Steve had to stop himself from laughing out loud. The humor felt good, though, lodged in his throat and warm across his chest.
As if he would to let her escape him that way—into the dreamwaters where she could easily meet with her partners and warn them that he was taking her to Vegas.
No. Not happening. She had no idea who she was dealing with.
Maisie Lane was about to be afflicted with an extreme case of insomnia.
He was keeping her high and dry until it suited him for her to sleep, yet another one of his abilities. She’d sleep when he did.
Beside him she sighed and modulated her breathing so that it was deep and slow. Eyes closed, the tension dropped out of her. She went quiet, studiously so, as she sought refuge.
It was cute really.
Steve banked onto the I-15 exit and climbed onto the freeway, heading north. Traffic mid-morning moved fast along the ten-lane stretch. If they made good time, maybe they could get there before rush hour.
A colorful billboard advertising a new Rêve—the term used for commercial shared dreams—rose above the graying buildings below. The billboard depicted a black door, with a fanlight above and a knob in the middle. The number 221B gleamed in brass above a subtly ornate knocker. Doors lead the way into Rêves, and this door led the dreamer to 221B Baker Street, Sherlock’s home. Stories and adventures were the rage, far exceeding the thrills a theme park could offer. Rêve was a fully immersive experience, for which people would pay anything.
Of course, just as Rêves offered unlimited worlds to explore, so did they also offer innumerable ways to exploit and/or threaten dreamers. It was Chimera’s job to police Rêves and to venture (or track) beyond Rêve into the waters where natural dreaming occurred. A certain kind of talent was
required, and it was Steve’s job to recruit the personnel who had it.
Like Maisie here, who’d been playing in illegal Rêves for at least a year now and had gotten in a little too deep with the criminal element.
The minutes ticked by. He changed to the far left lane and accelerated.
Any second now she’d realize she was trapped in the waking world.
She huffed a little. Squirmed.
He restrained a grin, but glanced her way to see if she’d figured it out yet.

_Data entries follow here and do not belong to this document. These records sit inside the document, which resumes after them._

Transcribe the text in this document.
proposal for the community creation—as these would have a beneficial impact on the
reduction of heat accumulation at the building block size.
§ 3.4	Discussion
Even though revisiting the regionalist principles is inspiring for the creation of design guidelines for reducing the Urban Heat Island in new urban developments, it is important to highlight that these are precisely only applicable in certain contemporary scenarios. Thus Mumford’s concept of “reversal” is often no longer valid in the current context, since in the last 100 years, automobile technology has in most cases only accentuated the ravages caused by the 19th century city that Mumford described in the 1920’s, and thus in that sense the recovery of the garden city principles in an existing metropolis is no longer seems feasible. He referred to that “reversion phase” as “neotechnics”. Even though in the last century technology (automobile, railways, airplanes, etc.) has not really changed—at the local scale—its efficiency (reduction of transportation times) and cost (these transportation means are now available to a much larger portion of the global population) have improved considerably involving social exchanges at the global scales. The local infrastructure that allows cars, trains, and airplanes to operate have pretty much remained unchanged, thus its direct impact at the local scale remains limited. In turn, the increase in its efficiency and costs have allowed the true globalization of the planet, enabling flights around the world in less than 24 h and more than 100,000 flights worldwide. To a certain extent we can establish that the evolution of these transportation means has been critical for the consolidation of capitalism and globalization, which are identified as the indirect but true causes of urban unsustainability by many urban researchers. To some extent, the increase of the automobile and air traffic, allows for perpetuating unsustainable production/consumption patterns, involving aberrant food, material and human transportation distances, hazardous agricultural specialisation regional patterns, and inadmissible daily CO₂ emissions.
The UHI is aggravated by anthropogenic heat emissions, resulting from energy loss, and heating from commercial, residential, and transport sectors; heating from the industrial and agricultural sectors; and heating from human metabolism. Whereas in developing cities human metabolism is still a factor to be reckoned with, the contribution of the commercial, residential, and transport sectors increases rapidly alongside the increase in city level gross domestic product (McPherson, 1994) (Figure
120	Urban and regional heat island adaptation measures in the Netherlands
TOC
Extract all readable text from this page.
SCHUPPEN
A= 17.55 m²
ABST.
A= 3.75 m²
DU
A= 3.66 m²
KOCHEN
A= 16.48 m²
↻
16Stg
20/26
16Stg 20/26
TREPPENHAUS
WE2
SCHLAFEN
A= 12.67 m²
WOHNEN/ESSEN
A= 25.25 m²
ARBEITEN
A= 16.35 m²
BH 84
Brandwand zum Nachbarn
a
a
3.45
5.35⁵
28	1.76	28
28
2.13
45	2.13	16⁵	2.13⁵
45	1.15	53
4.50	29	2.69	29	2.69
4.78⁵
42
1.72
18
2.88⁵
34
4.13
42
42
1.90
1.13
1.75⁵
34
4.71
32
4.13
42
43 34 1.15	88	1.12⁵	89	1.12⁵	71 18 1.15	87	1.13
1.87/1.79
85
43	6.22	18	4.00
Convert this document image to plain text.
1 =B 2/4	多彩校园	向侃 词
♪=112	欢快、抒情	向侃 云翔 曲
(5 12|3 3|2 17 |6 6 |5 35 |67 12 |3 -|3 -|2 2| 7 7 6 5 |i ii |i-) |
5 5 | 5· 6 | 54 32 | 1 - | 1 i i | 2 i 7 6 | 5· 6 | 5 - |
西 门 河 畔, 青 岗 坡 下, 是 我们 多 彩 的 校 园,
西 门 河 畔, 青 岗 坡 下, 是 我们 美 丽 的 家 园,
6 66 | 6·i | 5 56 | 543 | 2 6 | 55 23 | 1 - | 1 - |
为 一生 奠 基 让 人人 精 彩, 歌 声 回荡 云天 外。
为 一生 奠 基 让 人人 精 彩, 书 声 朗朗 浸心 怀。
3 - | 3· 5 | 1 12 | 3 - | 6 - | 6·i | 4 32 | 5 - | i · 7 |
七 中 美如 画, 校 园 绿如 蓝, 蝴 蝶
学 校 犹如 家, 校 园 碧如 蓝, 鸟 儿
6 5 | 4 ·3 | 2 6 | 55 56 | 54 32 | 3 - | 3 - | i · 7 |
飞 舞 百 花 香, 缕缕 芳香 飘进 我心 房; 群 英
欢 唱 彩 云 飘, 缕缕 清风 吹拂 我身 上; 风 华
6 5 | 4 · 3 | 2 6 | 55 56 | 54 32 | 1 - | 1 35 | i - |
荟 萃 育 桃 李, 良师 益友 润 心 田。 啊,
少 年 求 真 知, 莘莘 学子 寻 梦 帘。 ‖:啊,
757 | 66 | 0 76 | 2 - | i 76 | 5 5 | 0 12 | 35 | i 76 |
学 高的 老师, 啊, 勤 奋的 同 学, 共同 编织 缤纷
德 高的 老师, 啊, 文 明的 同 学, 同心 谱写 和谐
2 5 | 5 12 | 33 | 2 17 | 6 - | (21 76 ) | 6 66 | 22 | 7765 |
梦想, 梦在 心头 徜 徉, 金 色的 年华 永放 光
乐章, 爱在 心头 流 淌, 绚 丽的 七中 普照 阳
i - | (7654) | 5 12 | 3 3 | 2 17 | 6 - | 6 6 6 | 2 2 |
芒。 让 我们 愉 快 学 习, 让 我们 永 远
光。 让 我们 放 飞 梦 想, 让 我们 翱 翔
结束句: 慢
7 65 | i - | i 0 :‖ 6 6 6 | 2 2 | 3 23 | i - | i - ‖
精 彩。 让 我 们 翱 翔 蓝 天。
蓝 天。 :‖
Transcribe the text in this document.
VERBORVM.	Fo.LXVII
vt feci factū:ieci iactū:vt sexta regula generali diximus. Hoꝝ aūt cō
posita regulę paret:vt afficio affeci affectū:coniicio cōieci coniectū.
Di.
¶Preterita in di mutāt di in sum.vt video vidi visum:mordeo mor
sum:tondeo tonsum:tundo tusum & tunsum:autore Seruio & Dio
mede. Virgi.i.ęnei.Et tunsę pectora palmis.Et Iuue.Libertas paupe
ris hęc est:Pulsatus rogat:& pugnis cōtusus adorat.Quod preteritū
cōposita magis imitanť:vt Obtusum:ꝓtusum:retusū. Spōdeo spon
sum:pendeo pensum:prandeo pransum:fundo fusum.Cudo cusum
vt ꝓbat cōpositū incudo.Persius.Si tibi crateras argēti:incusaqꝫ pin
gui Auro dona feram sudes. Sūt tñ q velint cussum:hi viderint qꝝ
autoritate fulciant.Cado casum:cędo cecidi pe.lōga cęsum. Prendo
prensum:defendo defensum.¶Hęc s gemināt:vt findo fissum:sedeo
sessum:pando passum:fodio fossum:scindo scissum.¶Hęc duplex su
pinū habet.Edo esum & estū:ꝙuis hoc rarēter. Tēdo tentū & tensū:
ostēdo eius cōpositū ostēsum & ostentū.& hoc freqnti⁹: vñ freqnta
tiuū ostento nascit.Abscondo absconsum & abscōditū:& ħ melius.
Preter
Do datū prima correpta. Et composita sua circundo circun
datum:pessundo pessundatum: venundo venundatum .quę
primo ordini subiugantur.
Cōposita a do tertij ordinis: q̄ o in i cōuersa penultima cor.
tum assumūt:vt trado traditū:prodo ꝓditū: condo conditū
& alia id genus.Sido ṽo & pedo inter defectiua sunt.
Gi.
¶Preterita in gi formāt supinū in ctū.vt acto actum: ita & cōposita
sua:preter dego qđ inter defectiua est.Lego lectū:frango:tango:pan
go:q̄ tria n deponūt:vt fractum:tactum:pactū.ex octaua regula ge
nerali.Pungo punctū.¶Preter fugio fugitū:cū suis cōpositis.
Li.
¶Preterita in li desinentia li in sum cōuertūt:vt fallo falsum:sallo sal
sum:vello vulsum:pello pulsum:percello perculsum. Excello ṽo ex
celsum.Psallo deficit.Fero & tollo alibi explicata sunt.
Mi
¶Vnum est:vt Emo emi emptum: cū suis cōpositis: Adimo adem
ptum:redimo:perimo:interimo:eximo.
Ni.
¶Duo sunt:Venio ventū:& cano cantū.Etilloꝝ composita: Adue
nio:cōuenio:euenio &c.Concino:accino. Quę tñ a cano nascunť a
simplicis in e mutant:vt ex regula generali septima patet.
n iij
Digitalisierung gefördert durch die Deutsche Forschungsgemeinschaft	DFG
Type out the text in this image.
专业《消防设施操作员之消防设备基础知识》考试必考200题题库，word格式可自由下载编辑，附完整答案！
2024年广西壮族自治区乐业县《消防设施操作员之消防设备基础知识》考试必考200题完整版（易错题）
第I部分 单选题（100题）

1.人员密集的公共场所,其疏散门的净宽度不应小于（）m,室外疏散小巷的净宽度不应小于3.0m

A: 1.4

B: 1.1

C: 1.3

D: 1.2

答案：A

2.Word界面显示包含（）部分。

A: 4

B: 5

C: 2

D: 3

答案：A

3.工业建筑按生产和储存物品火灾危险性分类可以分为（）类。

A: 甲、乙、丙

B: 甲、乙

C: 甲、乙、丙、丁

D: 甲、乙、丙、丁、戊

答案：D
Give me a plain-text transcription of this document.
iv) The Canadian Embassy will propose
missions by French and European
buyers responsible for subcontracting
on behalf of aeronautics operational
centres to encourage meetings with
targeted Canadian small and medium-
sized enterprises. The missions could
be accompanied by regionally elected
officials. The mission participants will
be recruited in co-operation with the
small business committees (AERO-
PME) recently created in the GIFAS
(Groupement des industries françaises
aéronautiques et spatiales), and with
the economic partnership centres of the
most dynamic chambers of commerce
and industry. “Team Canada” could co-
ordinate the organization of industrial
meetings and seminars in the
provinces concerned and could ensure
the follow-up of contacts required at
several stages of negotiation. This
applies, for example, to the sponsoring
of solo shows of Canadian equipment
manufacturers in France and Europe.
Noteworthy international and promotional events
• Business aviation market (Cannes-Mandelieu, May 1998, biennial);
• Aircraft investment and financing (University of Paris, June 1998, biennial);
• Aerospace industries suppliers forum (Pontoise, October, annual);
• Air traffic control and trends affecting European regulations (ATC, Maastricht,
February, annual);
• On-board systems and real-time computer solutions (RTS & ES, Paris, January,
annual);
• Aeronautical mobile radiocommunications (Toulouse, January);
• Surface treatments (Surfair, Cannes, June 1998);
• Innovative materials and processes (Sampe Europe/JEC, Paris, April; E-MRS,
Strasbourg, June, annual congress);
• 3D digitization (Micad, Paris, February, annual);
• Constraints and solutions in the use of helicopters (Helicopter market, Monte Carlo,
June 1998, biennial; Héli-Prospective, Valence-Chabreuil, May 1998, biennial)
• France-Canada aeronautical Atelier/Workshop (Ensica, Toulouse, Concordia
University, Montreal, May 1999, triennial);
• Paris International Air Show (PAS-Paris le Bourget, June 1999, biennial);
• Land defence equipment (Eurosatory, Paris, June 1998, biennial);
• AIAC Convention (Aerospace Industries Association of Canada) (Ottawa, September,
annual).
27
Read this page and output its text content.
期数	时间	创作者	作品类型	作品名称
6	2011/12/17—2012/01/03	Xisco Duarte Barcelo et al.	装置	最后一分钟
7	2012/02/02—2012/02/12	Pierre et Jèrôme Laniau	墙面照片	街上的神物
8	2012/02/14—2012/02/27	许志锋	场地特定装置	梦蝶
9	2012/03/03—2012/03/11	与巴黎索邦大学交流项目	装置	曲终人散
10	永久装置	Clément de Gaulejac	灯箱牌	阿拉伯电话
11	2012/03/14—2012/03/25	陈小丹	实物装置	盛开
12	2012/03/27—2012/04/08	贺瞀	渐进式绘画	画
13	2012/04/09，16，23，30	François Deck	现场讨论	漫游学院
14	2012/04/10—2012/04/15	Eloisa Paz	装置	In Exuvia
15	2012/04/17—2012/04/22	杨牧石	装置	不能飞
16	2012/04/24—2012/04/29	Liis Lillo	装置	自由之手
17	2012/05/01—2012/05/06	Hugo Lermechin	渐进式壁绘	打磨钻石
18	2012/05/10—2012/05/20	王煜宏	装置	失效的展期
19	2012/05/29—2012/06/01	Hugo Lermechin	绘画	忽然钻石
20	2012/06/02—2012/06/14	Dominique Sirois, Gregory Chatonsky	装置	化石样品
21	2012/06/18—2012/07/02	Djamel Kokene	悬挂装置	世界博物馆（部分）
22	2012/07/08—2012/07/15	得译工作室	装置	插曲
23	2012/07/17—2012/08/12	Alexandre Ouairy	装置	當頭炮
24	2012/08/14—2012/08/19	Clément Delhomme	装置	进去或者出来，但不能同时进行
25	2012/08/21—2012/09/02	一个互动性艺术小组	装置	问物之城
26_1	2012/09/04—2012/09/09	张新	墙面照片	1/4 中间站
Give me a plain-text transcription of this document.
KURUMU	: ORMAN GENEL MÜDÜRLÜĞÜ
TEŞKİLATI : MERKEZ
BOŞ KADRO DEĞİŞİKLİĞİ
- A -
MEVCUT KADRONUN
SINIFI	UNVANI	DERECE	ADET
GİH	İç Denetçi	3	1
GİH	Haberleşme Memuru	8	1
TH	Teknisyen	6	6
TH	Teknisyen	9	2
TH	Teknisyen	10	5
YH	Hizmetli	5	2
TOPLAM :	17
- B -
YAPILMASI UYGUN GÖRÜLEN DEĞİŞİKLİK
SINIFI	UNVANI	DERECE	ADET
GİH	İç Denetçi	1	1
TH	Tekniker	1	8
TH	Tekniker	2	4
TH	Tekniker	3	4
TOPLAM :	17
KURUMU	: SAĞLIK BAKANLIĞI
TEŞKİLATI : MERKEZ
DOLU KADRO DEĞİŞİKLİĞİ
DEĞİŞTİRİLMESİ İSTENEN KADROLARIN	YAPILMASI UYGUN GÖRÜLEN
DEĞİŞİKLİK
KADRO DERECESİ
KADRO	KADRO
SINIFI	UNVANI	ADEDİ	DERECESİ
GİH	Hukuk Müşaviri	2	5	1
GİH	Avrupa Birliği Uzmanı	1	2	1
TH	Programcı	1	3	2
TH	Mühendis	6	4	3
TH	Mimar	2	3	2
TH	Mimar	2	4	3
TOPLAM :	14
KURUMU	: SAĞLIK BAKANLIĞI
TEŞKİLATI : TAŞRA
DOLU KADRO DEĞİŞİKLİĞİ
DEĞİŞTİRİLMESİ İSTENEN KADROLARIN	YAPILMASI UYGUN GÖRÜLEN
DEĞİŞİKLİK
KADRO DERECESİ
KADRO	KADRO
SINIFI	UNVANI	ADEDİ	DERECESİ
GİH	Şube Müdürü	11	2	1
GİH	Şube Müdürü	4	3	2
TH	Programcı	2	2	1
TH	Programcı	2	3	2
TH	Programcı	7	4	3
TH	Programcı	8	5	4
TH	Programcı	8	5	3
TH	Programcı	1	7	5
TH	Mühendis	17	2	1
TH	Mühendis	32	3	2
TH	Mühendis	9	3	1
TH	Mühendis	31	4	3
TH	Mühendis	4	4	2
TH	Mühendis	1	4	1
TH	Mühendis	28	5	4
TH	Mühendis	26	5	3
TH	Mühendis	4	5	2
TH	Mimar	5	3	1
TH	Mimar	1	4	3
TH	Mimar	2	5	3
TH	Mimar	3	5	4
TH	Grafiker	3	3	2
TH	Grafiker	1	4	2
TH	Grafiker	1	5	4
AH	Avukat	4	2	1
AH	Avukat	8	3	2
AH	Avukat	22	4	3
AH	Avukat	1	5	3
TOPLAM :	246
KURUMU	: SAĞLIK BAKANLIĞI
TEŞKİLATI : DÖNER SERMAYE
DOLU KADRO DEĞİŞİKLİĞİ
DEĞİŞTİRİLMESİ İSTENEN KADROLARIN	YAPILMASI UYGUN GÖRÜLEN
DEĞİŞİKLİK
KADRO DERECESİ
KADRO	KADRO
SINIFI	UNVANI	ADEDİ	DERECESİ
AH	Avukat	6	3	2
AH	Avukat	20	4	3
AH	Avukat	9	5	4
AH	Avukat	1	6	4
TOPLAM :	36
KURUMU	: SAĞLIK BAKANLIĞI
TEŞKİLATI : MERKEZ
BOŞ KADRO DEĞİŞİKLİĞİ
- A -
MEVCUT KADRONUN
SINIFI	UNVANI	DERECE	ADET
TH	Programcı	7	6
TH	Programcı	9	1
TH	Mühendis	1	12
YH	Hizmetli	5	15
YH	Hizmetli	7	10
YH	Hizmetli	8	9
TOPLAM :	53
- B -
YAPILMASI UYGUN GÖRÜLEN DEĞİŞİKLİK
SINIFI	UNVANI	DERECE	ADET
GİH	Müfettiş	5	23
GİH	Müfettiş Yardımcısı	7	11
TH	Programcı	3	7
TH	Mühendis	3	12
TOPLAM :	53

He found her looking back at him, a bad mood wrinkling her forehead. Then her forehead smoothed as understanding dawned. A glimmer of horror darkened her eyes. She’s got it now. The realization finished with a steady glare of hate.
“You bastard.”
Steve looked back at the road ahead. “Just as long as we understand each other.”
***
See, now she wanted to kill him.
Before she’d just wanted to escape and disappear for a while. She’d been thinking Phoenix sounded good. Crash on her friend Lola’s couch, but hide in her own dreamspace for a while, where she could be in control and keep unfriendlies out until they lost interest in her. An excellent plan.
It was Steve’s fault she was happily contemplating ways she could make him suffer, and five hours’ worth of traveling time—no sleep, no music, no decent conversation—had been bound to make her think up the worst possible.
Death by rat bucket was the top contender. She’d need a feral rat, a bucket, and a blowtorch.
At least her murderous thoughts kept her from contemplating how royally screwed she was. To head directly to Mr. Graeme, her ex-boss, was insanity. They should be heading any other place but Vegas.
Desert turned into dirty metropolis turned into high-rise splash and glitter off the freeway.
Apparently, they were staying at a hotel on the strip because they were creeping along Flamingo trying to merge into the turn lane. They finally pulled into the traffic-jammed, sweeping roundabout that was valet parking at The Wake.
Frustration zapped along her nerves. This was so stupid. Steve-o had a death wish, and she was going to have to stay by his side or one of her former business associates would do the deed and get bragging rights for his murder. And she really wanted to do the honors herself.